The most jarring part of the Army's description is the way it refers to Japanese technological "backwardness" and similar deficiencies. That language came from the period, and it should be read as occupation-era American wording rather than neutral history.
The irony is hard to miss. Only a few years earlier, Japan had fielded the ships, aircraft, tanks, weapons, and industrial systems used to attack the United States and fight across the Pacific. Then, by 1948, American reports were describing Japanese workers as needing to be taught modern industrial methods while those same workers were rebuilding American war equipment. Makes you wonder where all those ships, planes, tanks, and engines came from in the first place.
That does not mean the BIG-5 program was imaginary or unimportant. It means the story is more complicated than the Army's promotional version. The program was salvage, occupation policy, industrial training, cost-cutting, and economic rebuilding all tangled together.

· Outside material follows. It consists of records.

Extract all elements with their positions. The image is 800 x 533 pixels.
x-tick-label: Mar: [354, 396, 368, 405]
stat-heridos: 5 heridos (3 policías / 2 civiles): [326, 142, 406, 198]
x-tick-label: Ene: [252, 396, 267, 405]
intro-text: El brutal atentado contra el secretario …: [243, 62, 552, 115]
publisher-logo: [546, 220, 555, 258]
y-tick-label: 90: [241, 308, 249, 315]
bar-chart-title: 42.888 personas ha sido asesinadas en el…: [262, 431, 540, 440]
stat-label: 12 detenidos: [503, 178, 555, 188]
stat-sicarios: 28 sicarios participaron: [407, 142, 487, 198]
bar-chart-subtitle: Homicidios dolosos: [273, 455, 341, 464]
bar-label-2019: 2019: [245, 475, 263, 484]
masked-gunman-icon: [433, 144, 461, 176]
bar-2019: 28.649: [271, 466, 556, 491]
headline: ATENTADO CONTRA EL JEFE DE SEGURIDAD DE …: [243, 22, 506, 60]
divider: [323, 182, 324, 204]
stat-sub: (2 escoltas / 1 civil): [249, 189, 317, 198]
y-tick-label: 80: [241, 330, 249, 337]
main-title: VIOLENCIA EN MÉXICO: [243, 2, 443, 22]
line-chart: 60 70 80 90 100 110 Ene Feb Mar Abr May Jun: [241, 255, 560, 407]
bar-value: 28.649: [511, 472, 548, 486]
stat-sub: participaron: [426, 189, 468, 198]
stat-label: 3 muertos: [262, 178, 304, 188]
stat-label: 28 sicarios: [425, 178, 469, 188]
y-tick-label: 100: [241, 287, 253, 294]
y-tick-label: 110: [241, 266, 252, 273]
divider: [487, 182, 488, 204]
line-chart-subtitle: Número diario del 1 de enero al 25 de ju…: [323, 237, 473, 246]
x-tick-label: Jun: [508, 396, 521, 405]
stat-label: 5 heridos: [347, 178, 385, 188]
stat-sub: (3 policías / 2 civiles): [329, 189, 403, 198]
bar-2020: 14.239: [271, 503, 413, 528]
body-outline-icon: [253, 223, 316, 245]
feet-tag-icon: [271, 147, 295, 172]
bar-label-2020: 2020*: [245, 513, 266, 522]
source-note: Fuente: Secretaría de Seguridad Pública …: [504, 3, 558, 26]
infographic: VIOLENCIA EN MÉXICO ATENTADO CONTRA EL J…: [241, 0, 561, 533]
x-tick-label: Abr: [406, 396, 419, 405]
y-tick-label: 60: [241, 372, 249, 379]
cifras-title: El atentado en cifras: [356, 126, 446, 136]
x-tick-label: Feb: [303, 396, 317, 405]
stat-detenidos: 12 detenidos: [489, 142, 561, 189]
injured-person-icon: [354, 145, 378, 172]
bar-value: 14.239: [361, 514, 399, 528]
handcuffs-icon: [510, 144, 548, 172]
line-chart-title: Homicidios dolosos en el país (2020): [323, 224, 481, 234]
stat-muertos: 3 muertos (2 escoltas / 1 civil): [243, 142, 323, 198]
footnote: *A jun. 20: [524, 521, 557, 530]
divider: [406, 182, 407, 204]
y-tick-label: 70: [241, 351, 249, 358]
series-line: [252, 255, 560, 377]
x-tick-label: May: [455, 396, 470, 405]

The Harleys on that ship were caught right in the middle of it.
What the Records Still Do Not Prove
The surviving material gives us a solid outline of the program, but it does not answer every motorcycle question. We can say that Harley-Davidson WLAs and other U.S. military vehicles arrived at Yokohama as part of the postwar salvage effort. We can say the BIG-5 program handled damaged vehicles and parts from the Pacific Theater. We can say Japanese contractors were used for rebuilding and parts production.
What we cannot responsibly say is exactly how many WLAs were rebuilt in Japan, how many returned to U.S. service, how many were stripped for parts, or how many escaped into civilian hands. Some motorcycles may have been repaired as complete machines. Others were probably broken down to support other vehicles. The published English-language summaries are much stronger on trucks, engines, axles, tires, and general vehicle reclamation than they are on motorcycles.
That uncertainty is part of what makes this photo worth saving. It captures one of those overlooked postwar moments where Harley-Davidson military history, the Allied occupation of Japan, and Japan's industrial recovery all overlap. A pile of dirty military vehicles on a ship deck does not look glamorous, but there is a lot going on in that image.